When Marion passed away in 1997, her son, Calvin, and his wife, Cynthia, became stewards of the land. “She was a renowned horticulturist and collector,” Cynthia fondly recalls of her mother-in-law. The farm’s fame made Cynthia’s responsibility to care for the land doubly daunting. “Until you sink your hands into the soil, you don’t know how it feels to steward a garden,” she says. “I was very hesitant at first.” Although she knew plenty about gardening, her husband was in the military and their family relocated every 18 months. “All I could plant were spring bulbs and vegetable gardens,” she recalls of her nomadic years. “I left daffodils all over the country.” Nonetheless, she courageously shouldered the responsibility of Braveboat Harbor Farm and succeeded gloriously—and her secret to success lay in defining the garden in her own terms.

Cynthia wanted to preserve the majesty of what she was given, but she also brought her eye and talents to the venue. Cynthia is a flower arranger keen on color echoes and rhythms. She vowed to keep the beauty and intent of Marion’s garden strong but also add her own personality and contributions to the land. “You can make this garden yours,” her mother-in-law had wisely urged. In taking that approach, Cynthia developed a personal relationship with every square foot of her land. “I want to make this as beautiful and productive as possible,” she says. Cynthia knew from past experience that change was inevitable, explaining that “a garden is never frozen in time.” So she planted trees that would continue to thrive and pick up the beat when older trees were lost.

In many cases, the garden showed her how to proceed. At one point, she tried to expand the color range in the walled garden facing the ocean, adding reds and oranges. “They were so awful,” she discovered before returning to the original yellow and blue motif. Because gardening is always evolving, Cynthia rolled with the punches. When roses proved unhappy in the coastal dampness, she switched to tree peonies instead. When the daylilies became too heavily shaded by the canopy of mature trees above, they were moved. She installed tulips (especially Tulipa clusiana ‘Cynthia’) and dahlias on an annual basis for her flower arrangements and added shrubs to achieve more structure. She increased the produce in the vegetable garden while keeping many of the cut-flower elements. Her mother-in-law had planted fruit and berry trees on the property, maintaining meticulous records of their yield. The current Hosmers harvest the bounty, sharing the overflow with friends and local food pantries.
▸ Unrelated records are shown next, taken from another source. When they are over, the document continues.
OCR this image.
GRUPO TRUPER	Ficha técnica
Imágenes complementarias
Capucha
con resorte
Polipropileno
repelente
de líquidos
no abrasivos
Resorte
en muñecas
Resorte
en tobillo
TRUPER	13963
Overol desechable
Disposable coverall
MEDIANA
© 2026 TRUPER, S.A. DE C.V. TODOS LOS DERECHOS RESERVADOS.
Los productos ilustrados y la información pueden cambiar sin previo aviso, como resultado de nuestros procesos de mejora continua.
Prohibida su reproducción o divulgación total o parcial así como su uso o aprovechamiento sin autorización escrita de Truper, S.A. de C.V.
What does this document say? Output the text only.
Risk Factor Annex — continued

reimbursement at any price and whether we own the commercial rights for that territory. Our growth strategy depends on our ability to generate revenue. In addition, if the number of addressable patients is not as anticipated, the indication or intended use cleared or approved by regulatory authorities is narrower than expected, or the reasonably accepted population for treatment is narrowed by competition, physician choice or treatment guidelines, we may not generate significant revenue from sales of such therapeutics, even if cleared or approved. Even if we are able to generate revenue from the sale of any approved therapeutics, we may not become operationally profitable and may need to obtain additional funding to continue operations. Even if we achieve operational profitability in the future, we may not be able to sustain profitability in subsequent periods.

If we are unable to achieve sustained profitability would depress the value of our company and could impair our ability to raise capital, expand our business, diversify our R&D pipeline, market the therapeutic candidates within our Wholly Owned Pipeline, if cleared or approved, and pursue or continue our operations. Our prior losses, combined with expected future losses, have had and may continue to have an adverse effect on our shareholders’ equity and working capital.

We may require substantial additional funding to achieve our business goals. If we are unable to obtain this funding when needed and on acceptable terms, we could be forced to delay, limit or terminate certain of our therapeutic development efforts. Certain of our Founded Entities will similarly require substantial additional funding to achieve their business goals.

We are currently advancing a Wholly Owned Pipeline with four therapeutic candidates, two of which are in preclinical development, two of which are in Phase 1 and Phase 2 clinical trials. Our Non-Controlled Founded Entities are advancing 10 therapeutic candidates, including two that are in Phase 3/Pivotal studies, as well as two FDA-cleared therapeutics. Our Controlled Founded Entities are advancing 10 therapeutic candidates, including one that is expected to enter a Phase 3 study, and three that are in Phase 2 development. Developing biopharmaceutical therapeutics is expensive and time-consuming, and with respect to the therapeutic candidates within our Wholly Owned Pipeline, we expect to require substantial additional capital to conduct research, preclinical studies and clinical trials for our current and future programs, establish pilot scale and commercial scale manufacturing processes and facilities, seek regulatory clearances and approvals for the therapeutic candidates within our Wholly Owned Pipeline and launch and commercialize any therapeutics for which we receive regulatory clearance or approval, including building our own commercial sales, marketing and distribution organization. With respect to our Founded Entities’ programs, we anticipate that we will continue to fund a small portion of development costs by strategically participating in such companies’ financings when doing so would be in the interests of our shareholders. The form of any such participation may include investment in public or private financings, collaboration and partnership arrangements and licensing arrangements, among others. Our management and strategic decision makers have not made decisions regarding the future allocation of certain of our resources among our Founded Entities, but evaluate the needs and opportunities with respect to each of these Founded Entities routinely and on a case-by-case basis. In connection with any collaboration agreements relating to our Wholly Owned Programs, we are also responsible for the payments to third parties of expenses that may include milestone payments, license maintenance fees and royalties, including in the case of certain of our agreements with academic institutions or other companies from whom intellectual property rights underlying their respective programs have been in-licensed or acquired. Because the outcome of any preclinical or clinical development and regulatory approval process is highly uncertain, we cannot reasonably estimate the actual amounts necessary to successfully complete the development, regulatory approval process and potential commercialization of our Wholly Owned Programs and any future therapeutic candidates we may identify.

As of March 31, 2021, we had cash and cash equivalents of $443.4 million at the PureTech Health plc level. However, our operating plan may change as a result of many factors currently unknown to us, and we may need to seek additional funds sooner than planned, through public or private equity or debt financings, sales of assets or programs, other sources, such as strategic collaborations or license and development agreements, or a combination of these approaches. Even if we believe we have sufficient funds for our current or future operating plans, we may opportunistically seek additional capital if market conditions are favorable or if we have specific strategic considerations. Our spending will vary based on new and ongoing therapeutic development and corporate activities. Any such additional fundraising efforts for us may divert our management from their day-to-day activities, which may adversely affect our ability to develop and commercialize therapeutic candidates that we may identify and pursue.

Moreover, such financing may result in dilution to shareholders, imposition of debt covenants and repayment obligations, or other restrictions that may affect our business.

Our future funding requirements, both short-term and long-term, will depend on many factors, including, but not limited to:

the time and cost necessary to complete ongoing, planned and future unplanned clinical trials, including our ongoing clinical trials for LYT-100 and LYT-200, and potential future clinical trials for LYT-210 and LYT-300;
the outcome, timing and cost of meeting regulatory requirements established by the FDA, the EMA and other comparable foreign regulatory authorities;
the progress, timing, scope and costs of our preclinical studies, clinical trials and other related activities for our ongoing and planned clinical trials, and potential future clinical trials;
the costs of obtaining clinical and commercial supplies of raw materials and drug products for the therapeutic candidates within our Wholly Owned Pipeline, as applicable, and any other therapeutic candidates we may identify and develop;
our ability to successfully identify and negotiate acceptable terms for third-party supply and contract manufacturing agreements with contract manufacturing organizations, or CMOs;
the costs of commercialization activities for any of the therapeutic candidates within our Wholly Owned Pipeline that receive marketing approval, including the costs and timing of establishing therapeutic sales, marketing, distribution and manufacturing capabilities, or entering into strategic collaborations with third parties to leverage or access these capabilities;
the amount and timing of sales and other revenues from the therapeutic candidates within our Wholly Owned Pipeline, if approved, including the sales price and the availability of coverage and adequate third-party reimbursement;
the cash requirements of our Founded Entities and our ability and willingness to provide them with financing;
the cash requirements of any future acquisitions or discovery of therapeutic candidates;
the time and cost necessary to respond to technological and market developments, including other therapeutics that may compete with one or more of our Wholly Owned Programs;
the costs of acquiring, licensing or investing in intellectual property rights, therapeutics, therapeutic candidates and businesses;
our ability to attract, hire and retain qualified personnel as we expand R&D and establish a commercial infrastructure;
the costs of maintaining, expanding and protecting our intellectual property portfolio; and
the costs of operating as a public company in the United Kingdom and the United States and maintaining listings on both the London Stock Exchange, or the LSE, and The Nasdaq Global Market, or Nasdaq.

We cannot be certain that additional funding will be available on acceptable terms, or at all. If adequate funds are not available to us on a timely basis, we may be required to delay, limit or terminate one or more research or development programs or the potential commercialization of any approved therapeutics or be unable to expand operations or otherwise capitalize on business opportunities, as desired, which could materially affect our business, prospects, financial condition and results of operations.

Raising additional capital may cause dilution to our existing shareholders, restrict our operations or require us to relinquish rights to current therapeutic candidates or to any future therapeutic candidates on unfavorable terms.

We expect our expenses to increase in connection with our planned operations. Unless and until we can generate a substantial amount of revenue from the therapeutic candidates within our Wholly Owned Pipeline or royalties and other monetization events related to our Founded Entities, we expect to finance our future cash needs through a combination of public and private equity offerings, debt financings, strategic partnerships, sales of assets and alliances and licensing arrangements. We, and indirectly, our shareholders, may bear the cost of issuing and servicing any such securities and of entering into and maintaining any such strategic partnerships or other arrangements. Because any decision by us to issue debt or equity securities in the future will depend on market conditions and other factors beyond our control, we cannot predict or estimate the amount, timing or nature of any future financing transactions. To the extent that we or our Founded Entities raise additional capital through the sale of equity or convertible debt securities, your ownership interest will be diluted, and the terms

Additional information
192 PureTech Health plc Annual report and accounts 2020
Cynthia continues to grow and evolve with the garden. The courage that was necessary when she first accepted responsibility is required daily to make decisions necessary for the garden’s well-being. Every action she takes is carefully, respectfully, and lovingly weighed. “The goal of my stewardship is to leave to the next generation a well-loved landscape that is solidly anchored in the past with bright promise for the future.” Every morning while slipping into her garden boots, calling the dogs to her side, and stepping out to tackle whatever project is currently underway, she is mindful of that pledge. This land is in good hands.